Un partenariat public-privé exceptionnel
Pour répondre au surpeuplement, Coulibaly Salif fait preuve de d’imagination et noue un partenariat avec un collège privé. « Nous avons 5245 élèves qu’il faut caser dans 25 salles de classes physiques, là où il faut 60 classes pédagogiques. C’est vraiment difficile, dans le cadre de la double vacation avec l’insuffisance des salles de classe, ça donne des effectifs extrêmement pléthoriques. Au lycée moderne2 nous avons au moins 100 élèves par classe. Des classes n’ont pas pu avoir des salles et nous avons trouvé une autre solution », indique le chef d’établissement. Qui révèle que le lycée moderne2 fait face à un manque de 15 salles de classes.
« Pour caser les enfants, il faut au moins 40 salles de classes donc un manque de 15 salles de classes. Nous avons fait ce que nous pouvons avec un effectif de plus de 100 élèves par classe. Malgré cela, des classes sont restées sans salles. Nous avons signé un partenariat avec un établissement privé de Man, reconnu qui accueille les affectés de l’état. Cet établissement, a bien voulu nous accompagner et nos enfants y reçoivent des cours. Mais il faut dire que nous sommes regardants au niveau des infrastructures. Nous avons fait le choix sur un établissement qui a toutes les commodités avec une facile accessibilité », révèle-t-il.
Pour le chef d’établissement, cette délocalisation ne s’est pas faite au hasard. Cela a permis de régler un problème social, qui est de rapprocher l’enfant de son lieu d’habitation. Ce sont au total 156 élèves de la sixième que nous avions pu envoyer dans ce collège privé et qui sont répartis dans 4 salles.

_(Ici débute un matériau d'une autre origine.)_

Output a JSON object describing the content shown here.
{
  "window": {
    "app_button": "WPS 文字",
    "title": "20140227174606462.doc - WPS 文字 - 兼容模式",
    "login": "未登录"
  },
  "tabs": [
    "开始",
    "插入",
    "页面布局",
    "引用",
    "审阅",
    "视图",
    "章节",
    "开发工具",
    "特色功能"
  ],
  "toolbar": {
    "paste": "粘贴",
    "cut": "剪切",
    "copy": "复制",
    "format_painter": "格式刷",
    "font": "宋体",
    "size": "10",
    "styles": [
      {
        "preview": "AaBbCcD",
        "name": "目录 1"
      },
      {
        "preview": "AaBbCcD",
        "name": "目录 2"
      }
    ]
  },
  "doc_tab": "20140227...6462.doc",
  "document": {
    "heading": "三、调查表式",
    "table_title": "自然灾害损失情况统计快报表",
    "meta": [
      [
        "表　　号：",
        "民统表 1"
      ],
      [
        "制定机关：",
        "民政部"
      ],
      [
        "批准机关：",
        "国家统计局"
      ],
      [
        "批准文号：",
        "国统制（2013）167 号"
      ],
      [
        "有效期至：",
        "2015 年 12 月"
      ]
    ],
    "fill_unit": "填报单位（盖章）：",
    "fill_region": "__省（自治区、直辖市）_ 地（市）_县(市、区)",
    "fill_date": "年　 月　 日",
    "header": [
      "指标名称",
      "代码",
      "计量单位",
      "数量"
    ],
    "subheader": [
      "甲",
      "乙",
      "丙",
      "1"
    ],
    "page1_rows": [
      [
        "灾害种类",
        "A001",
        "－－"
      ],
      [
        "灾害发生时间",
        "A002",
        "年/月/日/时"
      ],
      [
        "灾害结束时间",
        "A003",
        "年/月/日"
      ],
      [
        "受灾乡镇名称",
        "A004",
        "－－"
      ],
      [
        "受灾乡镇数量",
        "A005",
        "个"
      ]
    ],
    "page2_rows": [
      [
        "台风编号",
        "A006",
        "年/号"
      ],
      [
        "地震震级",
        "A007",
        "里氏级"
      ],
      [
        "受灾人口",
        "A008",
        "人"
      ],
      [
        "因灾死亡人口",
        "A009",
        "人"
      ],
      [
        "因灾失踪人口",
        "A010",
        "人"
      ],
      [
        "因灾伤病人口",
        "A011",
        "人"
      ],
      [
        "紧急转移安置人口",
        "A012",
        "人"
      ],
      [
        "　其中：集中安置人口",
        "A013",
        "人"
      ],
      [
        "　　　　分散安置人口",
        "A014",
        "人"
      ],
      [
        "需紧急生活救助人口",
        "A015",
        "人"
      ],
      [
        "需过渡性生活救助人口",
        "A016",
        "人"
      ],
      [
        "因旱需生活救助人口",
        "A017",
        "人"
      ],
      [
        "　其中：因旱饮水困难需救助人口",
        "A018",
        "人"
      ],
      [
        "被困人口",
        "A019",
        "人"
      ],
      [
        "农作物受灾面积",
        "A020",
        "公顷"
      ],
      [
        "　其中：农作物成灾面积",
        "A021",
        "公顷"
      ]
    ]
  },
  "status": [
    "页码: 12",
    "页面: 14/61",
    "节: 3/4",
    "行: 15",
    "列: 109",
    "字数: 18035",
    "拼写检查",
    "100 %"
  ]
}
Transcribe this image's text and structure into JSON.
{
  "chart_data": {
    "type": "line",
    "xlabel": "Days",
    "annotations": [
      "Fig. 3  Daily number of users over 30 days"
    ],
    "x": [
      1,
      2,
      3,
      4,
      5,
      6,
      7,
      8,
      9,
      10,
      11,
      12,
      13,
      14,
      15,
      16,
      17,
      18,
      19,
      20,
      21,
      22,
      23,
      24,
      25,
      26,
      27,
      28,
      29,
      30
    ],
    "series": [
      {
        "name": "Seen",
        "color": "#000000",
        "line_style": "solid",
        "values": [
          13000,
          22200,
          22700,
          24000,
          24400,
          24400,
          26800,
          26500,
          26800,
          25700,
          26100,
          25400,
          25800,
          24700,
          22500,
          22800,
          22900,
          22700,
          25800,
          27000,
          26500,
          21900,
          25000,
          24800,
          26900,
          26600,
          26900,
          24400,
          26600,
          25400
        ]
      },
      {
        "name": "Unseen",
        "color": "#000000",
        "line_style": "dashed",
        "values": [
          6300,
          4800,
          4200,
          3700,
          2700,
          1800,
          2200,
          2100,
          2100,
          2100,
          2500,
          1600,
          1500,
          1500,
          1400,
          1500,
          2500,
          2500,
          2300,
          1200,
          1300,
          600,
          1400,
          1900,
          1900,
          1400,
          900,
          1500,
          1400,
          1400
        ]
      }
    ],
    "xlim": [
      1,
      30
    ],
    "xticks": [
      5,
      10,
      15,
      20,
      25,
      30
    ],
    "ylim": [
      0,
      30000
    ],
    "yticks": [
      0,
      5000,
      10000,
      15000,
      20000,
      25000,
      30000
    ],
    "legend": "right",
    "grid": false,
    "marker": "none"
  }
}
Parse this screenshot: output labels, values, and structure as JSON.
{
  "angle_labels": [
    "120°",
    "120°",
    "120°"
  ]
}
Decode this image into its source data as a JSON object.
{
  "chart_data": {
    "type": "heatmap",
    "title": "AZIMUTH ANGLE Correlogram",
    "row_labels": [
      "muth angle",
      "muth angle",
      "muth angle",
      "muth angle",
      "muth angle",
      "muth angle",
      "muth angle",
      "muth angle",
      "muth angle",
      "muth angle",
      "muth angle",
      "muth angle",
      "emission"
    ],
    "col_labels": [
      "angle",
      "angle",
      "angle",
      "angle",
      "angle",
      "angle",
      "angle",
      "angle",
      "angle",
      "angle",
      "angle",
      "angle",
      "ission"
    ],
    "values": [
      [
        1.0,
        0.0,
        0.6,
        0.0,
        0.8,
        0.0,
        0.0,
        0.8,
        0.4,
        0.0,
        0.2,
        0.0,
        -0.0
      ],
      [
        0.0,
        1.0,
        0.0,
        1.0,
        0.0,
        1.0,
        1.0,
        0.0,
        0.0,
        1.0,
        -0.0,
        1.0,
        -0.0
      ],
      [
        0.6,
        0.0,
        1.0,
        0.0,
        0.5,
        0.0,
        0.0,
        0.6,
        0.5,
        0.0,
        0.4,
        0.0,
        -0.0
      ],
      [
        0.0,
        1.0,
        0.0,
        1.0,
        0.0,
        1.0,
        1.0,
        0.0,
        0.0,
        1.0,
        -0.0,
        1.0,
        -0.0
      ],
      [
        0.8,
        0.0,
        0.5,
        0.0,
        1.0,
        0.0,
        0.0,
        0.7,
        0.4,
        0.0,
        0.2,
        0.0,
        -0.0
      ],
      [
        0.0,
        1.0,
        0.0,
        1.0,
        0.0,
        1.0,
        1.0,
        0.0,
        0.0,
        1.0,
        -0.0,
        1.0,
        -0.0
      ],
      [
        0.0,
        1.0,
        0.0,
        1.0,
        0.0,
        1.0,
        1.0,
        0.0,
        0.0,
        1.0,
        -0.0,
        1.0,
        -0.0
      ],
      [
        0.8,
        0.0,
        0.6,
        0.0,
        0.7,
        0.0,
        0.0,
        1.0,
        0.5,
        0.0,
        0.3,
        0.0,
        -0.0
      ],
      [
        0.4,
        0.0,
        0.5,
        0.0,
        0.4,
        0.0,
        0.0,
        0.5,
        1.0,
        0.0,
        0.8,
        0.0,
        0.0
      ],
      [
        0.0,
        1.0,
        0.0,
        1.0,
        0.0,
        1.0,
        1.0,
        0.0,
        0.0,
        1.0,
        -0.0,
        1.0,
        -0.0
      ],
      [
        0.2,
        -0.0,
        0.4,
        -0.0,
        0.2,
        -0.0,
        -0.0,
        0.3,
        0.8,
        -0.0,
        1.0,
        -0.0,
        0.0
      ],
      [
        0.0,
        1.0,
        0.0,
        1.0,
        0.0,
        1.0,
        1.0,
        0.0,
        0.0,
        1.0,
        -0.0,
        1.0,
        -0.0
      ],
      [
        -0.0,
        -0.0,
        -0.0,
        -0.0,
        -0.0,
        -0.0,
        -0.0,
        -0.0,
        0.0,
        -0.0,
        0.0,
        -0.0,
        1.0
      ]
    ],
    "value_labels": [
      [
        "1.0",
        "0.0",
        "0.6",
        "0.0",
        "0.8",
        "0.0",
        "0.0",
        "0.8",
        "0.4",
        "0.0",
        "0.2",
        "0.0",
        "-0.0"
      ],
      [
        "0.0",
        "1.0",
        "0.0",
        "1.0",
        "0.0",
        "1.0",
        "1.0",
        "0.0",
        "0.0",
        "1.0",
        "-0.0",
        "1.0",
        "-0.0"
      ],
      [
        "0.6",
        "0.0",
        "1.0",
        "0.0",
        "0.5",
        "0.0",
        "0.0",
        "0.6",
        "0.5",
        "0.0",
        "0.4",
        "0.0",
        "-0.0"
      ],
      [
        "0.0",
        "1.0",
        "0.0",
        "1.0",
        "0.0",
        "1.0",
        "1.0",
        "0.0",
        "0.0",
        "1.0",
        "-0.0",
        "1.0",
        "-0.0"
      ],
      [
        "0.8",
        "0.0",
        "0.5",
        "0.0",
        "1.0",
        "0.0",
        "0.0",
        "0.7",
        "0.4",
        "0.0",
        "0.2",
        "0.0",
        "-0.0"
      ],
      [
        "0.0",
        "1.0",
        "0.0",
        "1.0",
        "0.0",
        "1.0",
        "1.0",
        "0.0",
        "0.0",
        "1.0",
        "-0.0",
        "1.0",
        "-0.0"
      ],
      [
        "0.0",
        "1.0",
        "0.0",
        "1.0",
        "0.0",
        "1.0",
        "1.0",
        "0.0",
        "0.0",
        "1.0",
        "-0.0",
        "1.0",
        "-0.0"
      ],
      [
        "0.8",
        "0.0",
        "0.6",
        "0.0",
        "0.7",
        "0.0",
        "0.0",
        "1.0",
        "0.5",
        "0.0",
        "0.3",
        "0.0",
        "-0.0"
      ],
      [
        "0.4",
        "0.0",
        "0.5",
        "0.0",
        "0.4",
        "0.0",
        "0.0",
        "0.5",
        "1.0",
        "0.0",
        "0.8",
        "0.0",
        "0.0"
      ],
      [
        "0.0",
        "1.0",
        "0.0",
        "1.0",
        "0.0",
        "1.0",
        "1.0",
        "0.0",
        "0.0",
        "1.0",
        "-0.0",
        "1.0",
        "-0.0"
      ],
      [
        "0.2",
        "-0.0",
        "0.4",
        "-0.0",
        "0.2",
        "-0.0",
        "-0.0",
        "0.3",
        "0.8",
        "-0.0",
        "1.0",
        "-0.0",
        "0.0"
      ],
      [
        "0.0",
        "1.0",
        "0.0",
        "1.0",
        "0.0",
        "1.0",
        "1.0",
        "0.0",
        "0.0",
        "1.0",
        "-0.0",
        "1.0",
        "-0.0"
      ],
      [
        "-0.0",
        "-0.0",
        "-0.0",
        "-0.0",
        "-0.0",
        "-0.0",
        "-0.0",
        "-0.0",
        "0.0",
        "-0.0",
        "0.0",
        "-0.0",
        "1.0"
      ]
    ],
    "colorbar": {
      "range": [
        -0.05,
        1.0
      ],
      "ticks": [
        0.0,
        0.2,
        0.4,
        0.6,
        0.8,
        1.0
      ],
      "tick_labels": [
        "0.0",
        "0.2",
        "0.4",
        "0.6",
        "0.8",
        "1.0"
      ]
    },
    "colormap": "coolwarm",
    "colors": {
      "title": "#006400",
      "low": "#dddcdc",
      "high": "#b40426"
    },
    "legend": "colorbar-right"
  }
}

Les élèves se disent heureux d’être dans de bonnes conditions de travail. « Je suis heureuse d’être ici. Pendant que nos amis sont assis trois ou quatre par banc, nous ici nous sommes bien assis. Les salles de classe ne sont surpeuplées et cela nous permet de bien nous sentir pour donner le meilleur de nous-même. Je suis bien à l’aise ici avec mes amis. Même si on me disait de repartir au lycée moderne, mon vrai établissement, je refuserais car ici les conditions d’études sont bien réunies », fait savoir Bamba Latige Hyllari Zéneb. Comme elle, Djénéba Bamba, se réjouit du cadre saint que leur offre l’établissement, sans oublier la bonne ambiance qui règne entre eux les élèves. Pour Doua Gogbé Dosso, professeur de lettres modernes, cette expérience est à promouvoir pour permettre aux établissements publics qui sont surpeuplés d’être décongestionnés. « Pour moi, ce genre d’expérience doit être copié un peu partout. Ces élèves qui sont venus dans cet établissement privé se comportent bien et cela encourage bien les enseignants que nous sommes à travailler avec eux », soutient-il.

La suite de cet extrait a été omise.